In January, Fischer purchased and sold stock in Apple, Amazon and Alphabet. In March, he sold between $15,000 and $50,000 in shares of Uber. 

Kenneth George, the U.S. ambassador to Uruguay, went on a stock buying and selling spree in January and February. Of the notable transactions, George invested between $5,000 and $75,000 in RedHill Biopharma. In May, the company announced that it was approved by the Food and Drug Administration for a Covid-19 clinical study.  

In March, George also bought and sold shares of Inovio Pharmaceuticals, a biotechnology company that recently started clinical trials for a potential coronavirus vaccine. 

McCourt, the U.S. ambassador to France, sold her shares on Jan. 17 in what’s described on her financial disclosure as the “A.J. Capital Graduate Hotel Fund III.” She made anywhere between $1 million and $5 million on that divestiture alone, and up to an additional $10 million on other stock sales that same day. The Centers for Disease Control and Prevention and other U.S. government agencies, at the time, announced that they were enacting health screenings for those traveling from Wuhan, China, where the outbreak is believed to have begun. 

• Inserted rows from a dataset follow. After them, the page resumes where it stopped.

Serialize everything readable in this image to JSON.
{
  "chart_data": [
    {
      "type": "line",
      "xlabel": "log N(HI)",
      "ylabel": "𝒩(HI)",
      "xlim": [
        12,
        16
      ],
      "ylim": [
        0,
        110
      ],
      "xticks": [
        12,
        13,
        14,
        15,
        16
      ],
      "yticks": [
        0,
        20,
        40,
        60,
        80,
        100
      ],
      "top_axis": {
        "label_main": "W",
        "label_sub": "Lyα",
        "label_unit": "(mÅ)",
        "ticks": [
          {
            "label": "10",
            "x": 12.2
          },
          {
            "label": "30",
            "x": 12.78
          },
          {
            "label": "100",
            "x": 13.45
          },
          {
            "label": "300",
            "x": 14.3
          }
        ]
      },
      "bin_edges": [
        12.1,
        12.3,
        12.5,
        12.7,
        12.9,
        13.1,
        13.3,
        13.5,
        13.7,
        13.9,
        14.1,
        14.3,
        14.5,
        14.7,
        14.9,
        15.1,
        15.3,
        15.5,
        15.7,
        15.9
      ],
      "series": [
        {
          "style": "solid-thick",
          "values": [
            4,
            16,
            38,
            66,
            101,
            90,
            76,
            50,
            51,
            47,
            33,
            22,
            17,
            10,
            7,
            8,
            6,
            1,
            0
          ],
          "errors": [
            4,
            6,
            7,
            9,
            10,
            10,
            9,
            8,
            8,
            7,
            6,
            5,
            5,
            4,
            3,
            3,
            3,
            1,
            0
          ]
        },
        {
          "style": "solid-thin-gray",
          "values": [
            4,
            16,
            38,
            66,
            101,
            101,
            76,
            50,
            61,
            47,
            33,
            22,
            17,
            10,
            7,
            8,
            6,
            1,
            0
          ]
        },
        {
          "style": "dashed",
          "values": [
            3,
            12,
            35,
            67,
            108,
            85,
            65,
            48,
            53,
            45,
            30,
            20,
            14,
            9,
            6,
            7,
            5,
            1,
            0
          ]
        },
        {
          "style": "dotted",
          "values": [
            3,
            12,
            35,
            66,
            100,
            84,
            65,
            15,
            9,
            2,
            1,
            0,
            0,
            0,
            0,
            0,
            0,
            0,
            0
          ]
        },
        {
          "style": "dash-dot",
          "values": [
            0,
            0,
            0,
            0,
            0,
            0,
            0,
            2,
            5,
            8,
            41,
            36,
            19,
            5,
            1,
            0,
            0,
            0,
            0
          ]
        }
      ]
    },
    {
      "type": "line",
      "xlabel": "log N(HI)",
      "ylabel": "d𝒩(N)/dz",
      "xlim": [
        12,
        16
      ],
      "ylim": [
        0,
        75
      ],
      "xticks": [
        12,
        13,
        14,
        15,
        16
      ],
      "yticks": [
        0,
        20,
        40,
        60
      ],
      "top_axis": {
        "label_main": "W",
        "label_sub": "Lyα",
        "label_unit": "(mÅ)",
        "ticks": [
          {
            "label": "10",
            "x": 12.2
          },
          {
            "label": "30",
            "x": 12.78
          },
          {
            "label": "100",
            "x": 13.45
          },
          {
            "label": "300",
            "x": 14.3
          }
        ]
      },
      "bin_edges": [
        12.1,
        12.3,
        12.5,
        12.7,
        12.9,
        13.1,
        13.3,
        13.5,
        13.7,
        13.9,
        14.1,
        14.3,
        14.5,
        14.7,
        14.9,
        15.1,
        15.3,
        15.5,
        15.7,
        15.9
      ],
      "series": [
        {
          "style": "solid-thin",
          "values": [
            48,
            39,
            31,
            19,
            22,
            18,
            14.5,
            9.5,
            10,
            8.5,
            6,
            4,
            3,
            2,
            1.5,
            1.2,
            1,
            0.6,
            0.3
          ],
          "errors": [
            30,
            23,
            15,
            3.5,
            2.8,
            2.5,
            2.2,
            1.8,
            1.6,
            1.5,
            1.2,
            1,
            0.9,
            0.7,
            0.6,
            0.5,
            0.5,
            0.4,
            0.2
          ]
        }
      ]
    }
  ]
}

That fund appears to be an investment vehicle through a portfolio of hotels and properties that’s managed by Adventurous Journeys Capital Partners, also known as AJ Capital Partners. On their website, the real estate firm promotes a portfolio of hotels titled “Graduate Hotels,” which was established in 2014. 

Through partnerships with universities, the firm started opening up hotels around universities across the country. However, the pandemic forced many of the “Graduate Hotels” to temporarily shut down, and according to its website, has just started reopening. Six of the 28 hotels listed reopened in June, while 11 others on the website are scheduled to start opening in July. 

The hotel industry in the first quarter of 2020 was pummeled in the wake of the pandemic. Data from FactSet shows that many of the top hotel operators ranging from Marriott to Hilton saw their first-quarter financial performance drop by up to 64%. 

During the 2016 election, McCourt gave nearly $450,000 to the Trump Victory committee, a joint fundraising committee between Trump’s campaign and the Republican National Committee. Since her confirmation in 2017, she has given a six-figure check to the same fundraising operation. 

Eisenberg, the U.S. ambassador to Italy, almost a week before the U.S. State Department issued a travel warning to people who were considering a trip to that country as it saw a wave of Covid-19 cases, made between $200,000 and $500,000 in stock sales.

Eisenberg’s filing describes the source of the funds, in part, as follows: “AMLP – ALPS ETF TR ALERIAN MLP UNSOLICITED.” It appears to be an exchange-traded fund, which often hold groups of stocks, commodities or bonds and automatically makes trades according to schedules. He gave $35,000 to the RNC in 2015 before Trump was officially the Republican nominee.

It’s unclear what stocks are within that fund.